C’est un bon instinct que de confondre dans la gloire et dans l’amour les ouvriers qui, bien qu’ennemis, travaillèrent en commun à quelque grande œuvre morale ou sociale. Les amis de la Révolution auraient voulu, sans doute, en réunir tous les héros dans un panthéon immense. Ils auraient voulu réconcilier Mirabeau, les Girondins, Danton, la Commune et Robespierre. Ils l’ont tenté pendant deux générations. On ne les en blâmera pas, mais ils n’ont pas pu. Ce n’est pas leur faute. C’était impossible. De 1820 à 1850 ils ont, en poètes, formé la légende. C’est par la légende seulement que peuvent se faire ces grandes conciliations, ces beaux arrangements qui contentent tout un peuple.
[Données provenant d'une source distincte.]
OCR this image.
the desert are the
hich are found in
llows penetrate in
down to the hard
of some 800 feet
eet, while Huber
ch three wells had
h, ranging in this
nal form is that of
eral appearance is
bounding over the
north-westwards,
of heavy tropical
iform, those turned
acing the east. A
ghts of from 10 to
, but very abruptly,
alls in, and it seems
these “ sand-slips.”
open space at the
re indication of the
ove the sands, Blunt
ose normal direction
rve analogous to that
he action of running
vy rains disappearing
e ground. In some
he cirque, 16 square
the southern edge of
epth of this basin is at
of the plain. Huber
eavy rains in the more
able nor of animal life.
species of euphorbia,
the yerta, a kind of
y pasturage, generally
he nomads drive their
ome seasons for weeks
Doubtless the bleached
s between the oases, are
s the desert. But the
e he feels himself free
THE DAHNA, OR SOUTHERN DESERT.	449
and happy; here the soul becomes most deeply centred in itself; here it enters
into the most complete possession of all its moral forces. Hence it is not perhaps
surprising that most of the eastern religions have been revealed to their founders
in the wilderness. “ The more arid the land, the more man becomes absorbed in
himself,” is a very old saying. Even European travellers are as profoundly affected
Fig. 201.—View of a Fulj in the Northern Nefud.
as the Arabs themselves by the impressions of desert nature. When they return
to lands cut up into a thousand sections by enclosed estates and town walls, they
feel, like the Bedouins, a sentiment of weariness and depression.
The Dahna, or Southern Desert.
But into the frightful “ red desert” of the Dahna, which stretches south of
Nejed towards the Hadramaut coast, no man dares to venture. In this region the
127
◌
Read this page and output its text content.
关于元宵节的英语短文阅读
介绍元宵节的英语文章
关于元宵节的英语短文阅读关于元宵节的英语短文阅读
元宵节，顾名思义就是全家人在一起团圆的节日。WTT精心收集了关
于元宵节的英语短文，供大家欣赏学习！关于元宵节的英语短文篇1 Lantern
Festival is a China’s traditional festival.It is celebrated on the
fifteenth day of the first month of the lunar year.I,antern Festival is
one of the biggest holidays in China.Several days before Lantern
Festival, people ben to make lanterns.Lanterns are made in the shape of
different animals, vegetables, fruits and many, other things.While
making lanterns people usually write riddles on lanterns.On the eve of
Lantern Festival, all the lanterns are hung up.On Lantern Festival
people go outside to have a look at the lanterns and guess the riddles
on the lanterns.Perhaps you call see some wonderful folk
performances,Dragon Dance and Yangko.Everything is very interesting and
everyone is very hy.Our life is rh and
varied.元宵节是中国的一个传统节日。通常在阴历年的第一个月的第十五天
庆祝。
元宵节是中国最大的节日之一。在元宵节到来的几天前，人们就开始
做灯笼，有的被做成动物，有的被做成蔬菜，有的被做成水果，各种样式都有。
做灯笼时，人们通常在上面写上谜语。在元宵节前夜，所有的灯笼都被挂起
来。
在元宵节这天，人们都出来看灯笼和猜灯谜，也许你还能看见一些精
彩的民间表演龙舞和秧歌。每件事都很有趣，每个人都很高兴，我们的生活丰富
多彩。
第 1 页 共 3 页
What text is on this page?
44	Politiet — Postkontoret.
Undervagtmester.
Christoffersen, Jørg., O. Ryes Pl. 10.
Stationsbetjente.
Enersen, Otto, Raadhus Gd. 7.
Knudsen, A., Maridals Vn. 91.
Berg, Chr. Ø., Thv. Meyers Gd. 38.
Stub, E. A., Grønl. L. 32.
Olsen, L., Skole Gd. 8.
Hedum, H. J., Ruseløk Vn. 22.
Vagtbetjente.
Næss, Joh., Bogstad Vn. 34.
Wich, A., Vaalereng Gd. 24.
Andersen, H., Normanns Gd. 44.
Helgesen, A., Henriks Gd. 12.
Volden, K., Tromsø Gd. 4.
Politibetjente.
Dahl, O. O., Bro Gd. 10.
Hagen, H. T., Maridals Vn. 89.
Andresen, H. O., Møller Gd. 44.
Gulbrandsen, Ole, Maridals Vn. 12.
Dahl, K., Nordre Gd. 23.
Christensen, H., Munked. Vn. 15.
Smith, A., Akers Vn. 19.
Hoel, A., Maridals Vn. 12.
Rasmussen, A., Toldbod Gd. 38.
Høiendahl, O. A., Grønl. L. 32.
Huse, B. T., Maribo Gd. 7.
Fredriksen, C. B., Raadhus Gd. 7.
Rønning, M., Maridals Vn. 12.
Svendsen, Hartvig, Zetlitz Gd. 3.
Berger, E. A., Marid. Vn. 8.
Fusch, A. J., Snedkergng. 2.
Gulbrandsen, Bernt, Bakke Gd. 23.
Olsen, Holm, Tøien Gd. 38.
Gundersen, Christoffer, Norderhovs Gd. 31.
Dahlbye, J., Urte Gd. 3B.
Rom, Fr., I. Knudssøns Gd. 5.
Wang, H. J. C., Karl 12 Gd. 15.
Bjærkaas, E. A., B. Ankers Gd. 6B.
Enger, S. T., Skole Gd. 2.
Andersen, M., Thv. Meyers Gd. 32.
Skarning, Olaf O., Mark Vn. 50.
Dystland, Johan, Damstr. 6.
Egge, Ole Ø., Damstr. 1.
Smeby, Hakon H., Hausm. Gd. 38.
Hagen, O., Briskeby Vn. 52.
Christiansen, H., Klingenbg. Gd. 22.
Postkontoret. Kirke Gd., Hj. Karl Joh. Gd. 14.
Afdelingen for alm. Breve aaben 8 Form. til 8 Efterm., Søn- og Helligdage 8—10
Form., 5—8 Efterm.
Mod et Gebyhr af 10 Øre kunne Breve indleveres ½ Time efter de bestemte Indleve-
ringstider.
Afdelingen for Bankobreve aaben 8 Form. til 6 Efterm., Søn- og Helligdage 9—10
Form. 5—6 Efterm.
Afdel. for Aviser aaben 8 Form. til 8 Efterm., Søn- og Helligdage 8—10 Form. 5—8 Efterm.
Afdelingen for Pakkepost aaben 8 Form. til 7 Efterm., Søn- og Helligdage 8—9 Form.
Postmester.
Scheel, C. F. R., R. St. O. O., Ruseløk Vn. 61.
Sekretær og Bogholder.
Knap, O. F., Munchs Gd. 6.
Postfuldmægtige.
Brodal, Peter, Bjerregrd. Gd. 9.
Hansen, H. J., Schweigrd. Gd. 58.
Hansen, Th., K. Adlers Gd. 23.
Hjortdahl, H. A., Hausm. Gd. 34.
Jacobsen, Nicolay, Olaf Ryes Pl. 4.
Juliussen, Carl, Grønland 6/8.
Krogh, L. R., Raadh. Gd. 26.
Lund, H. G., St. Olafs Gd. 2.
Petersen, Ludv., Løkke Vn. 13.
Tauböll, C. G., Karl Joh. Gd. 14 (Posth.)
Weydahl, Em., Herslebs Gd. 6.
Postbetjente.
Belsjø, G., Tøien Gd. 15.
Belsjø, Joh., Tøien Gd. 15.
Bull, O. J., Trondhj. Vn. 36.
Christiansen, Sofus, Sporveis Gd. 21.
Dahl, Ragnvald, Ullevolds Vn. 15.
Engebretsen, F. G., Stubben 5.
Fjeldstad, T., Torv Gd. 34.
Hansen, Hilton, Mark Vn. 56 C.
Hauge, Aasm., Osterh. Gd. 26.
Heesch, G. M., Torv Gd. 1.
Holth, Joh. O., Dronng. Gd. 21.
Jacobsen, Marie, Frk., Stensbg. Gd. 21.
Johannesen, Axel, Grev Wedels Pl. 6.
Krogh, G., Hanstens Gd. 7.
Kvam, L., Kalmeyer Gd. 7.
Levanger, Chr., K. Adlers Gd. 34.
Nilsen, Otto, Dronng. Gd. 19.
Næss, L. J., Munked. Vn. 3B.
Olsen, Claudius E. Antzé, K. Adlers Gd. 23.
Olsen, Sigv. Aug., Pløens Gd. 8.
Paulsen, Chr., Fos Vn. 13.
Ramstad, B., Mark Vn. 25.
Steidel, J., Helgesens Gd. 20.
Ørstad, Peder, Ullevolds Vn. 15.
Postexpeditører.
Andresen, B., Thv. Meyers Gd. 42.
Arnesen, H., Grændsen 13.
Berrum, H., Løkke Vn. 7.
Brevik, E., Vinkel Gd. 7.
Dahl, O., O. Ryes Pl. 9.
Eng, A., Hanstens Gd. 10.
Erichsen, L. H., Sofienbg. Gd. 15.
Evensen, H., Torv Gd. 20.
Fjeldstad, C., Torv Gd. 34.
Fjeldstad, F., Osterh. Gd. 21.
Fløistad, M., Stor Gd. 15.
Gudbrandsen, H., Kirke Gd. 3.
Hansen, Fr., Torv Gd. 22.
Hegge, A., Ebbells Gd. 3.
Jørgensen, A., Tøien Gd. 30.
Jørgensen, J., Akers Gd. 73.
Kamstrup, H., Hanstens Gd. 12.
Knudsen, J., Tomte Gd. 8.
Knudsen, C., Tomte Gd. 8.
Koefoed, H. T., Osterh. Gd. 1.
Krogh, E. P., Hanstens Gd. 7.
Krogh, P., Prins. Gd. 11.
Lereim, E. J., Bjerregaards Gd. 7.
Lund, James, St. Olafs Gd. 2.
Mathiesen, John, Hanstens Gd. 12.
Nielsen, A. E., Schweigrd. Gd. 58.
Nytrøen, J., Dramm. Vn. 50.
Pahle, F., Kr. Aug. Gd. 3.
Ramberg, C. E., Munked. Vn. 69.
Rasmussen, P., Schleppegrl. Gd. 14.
La légende a des ressources merveilleuses pour mettre tout le monde d’accord. Nous avons celle de Jeanne d’Arc. Encore une fois, la légende de la Révolution n’a pas pu se faire.
Les témoignages historiques étaient là, trop proches, trop nombreux.
C’est au profit des Girondins et non des Montagnards que fut essayée instinctivement, à la première heure, la légende harmonieuse de la liberté. M. Edmond Biré, dans un livre royaliste et réactionnaire, mais exactement et fortement documenté, a fait voir comment l’opinion libérale, si puissante sous la Restauration, s’intéressa d’abord à l’éloquence et aux malheurs de la Gironde. Les mémoires de madame Roland, de Riouffe, de Barbaroux, de Buzot, publiés par Barrière, soulevèrent une émotion unanime. L’art exprima ce sentiment. Charles Nodier inventa le dernier banquet des Girondins, fiction éloquente qui passa pour la vérité même.
L’homme des foules, Alexandre Dumas, dans le Chevalier de Maison-Rouge, répandit son pathétique populaire sur la fin des Girondins, auxquels il fit chanter au pied de l’échafaud :
Nous, amis, qui loin des batailles
Succombons dans l’obscurité,
Vouons du moins nos funérailles
À la France, à la liberté.
Mourir pour la patrie,
C’est le sort le plus beau, le plus digne d’envie.
M. de Lamartine enfin célébra la Gironde dans une histoire éloquente, qui tient beaucoup de la légende.
Cependant l’histoire agissait de concert.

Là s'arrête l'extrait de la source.